Automated Text Identification Using CNN and Training Dynamics
Claudiu Creanga, Liviu Petrisor Dinu
TL;DR
The paper addresses the challenge of distinguishing human- versus AI-generated text and improving generalization to unseen writing styles. It leverages Data Maps to analyze training dynamics of a CNN-based classifier on the AuTexTification dataset, identifying three learnability regions and demonstrating that training on ambiguous examples can boost out-of-distribution performance. Empirical results show that focusing on ambiguous samples yields higher F1 scores (around 0.66) than training on the full dataset, suggesting data selection strategies that emphasize ambiguity can enhance robustness to novel domains.
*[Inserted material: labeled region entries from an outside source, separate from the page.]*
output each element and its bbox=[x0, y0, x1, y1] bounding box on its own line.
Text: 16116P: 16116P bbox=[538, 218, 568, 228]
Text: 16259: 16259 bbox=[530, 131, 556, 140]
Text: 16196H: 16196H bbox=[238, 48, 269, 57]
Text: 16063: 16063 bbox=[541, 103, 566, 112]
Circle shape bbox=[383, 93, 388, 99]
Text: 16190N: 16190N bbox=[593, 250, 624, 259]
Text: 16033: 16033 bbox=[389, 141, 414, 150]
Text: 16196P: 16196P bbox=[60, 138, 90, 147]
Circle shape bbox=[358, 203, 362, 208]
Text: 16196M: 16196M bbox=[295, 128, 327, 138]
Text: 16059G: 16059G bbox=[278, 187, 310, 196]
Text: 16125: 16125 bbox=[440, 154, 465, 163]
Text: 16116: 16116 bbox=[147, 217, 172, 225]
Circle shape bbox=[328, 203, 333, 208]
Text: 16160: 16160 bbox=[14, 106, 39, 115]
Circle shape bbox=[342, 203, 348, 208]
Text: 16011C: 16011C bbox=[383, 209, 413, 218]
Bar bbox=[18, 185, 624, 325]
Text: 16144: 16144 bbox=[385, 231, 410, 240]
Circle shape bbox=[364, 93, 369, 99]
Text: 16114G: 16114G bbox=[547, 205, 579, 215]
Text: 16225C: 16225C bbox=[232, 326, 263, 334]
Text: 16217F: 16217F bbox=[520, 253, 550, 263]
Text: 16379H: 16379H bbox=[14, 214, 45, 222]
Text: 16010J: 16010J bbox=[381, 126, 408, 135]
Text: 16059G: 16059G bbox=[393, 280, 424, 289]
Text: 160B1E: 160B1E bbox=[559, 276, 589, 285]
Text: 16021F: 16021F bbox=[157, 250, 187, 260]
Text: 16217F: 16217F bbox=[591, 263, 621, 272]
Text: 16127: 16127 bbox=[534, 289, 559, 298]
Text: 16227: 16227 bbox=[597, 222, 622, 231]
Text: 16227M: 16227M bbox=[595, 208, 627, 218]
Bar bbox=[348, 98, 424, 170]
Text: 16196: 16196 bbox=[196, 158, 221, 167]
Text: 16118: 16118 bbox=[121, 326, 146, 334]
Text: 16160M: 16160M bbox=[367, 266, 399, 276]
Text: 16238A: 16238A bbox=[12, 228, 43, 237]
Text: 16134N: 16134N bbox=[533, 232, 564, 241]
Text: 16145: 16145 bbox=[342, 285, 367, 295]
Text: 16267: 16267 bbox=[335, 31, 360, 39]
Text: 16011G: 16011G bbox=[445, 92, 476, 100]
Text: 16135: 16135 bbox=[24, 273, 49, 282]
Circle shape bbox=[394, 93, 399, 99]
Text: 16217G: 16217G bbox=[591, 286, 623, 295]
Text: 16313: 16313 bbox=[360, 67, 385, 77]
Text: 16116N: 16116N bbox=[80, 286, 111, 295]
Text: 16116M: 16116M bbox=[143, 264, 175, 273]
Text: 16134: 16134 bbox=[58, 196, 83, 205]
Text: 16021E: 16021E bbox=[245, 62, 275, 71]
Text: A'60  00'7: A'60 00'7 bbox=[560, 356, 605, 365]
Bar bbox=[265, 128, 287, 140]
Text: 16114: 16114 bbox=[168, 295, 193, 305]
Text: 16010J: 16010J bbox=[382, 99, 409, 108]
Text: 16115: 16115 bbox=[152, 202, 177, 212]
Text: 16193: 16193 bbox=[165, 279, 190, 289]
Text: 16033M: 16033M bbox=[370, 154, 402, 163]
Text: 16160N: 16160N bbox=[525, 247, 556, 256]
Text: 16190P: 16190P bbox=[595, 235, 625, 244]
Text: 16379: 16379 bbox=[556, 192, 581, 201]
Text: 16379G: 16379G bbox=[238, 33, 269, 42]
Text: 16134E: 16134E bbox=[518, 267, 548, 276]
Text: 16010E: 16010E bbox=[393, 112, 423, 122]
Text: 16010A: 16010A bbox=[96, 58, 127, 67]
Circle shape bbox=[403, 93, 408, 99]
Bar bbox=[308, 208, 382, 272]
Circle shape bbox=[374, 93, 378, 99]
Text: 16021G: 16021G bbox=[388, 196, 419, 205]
The work informs dataset design and training strategies for AI-generated text detection, with practical implications for mitigating misinformation and ensuring ethical AI use.
Abstract
We used Data Maps to model and characterize the AuTexTification dataset. This provides insights about the behaviour of individual samples during training across epochs (training dynamics). We characterized the samples across 3 dimensions: confidence, variability and correctness. This shows the presence of 3 regions: easy-to-learn, ambiguous and hard-to-learn examples. We used a classic CNN architecture and found out that training the model only on a subset of ambiguous examples improves the model's out-of-distribution generalization.